Sunday, February 12, 2012

Sonata de las Malvinas


Claudio Ferrufino-Coqueugniot

Con Nicolás Alejo, que hoy vive en Italia, quedamos en vernos en la Facultad de Humanidades. El día anterior, el beodo Galtieri había invadido las islas Falkland, en el Atlántico sur, para restituirles el nombre de Malvinas y recuperar soberanía sobre territorio usurpado. Eso decían, e iba acorde con la larga lista de políticos que usufructuaron el tema para ganar posiciones. 1982, los milicos argentinos sentían temblar el suelo a sus pies. Tanto asesinato no podía eternizarse. Para recuperarse decidieron la aventura; nada mejor que azuzar lo patriótico para esconder la verdad.

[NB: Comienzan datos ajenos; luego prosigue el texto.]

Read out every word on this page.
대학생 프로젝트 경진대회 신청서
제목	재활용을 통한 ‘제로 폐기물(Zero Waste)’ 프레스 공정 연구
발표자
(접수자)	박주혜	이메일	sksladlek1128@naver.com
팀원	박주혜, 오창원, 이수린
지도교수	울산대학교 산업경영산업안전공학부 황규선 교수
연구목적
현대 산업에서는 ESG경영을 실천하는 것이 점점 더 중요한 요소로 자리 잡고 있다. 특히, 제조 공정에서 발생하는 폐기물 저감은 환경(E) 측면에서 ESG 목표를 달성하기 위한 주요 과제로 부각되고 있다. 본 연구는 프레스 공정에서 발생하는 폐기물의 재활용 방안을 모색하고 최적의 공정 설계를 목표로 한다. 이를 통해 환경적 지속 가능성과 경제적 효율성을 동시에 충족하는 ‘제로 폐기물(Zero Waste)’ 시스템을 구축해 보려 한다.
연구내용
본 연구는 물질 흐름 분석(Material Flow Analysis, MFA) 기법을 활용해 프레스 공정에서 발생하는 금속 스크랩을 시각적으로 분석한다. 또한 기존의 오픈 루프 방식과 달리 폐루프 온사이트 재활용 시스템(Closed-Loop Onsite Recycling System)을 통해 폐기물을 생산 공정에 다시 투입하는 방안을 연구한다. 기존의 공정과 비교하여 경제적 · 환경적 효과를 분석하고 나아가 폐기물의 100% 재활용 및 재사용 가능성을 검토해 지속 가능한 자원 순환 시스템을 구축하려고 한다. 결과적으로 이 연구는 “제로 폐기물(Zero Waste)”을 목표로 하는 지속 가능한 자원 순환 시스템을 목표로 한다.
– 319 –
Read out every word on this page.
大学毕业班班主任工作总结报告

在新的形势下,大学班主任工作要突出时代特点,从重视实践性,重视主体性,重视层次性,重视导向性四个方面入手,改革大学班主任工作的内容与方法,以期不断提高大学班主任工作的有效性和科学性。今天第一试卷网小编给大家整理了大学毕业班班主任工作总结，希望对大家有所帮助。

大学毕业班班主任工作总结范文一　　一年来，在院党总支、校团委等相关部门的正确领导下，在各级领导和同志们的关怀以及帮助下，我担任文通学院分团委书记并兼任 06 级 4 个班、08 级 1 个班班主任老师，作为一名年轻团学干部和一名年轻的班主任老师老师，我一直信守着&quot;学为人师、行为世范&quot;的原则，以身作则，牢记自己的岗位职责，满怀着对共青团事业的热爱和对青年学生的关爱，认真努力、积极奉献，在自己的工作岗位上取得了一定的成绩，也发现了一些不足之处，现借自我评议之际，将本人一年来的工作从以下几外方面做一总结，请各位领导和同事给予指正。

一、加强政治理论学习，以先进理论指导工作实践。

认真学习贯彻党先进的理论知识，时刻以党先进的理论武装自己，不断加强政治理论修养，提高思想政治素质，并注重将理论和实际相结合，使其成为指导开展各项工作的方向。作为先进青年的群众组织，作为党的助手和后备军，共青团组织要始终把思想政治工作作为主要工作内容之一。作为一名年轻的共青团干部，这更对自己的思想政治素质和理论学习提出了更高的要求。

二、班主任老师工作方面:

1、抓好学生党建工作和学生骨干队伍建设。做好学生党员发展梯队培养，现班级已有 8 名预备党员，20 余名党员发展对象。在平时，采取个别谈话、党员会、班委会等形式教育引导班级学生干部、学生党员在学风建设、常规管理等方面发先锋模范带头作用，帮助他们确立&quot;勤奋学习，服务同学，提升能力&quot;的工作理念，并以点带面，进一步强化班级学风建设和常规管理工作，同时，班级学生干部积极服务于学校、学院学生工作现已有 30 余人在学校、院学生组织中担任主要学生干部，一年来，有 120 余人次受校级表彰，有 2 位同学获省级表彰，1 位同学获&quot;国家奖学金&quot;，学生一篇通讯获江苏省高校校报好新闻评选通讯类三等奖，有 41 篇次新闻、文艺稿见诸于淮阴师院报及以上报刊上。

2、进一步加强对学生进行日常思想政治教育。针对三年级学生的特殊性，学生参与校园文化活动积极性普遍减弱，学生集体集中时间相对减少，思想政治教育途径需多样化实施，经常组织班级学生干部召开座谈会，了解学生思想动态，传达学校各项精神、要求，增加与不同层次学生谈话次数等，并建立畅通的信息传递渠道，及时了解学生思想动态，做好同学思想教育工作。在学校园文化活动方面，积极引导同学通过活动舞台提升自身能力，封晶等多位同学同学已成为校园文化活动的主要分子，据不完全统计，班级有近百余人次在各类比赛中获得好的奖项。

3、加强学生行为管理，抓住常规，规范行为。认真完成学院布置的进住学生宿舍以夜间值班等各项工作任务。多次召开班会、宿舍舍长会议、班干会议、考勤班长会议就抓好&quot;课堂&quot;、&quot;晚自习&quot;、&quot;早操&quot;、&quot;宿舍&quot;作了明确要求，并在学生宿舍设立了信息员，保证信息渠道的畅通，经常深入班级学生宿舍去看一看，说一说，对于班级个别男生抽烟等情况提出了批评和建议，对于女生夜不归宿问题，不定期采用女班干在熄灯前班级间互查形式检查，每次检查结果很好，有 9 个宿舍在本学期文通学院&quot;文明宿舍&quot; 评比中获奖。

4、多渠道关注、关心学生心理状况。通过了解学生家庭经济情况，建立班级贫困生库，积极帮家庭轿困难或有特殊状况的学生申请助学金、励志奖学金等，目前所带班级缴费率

Cuando Gran Bretaña contestó, se alzó un clamor en América Latina y, aunque la prudencia y el odio a los militares aconsejaban lo contrario, decidimos con Nicolás anotarnos de voluntarios para ir -ficción narrativa- a combatir. El espíritu del pequeño condotiero, como se autodenominó Guevara, ejercía en nosotros fórmulas que llamaban irremisiblemente al desastre.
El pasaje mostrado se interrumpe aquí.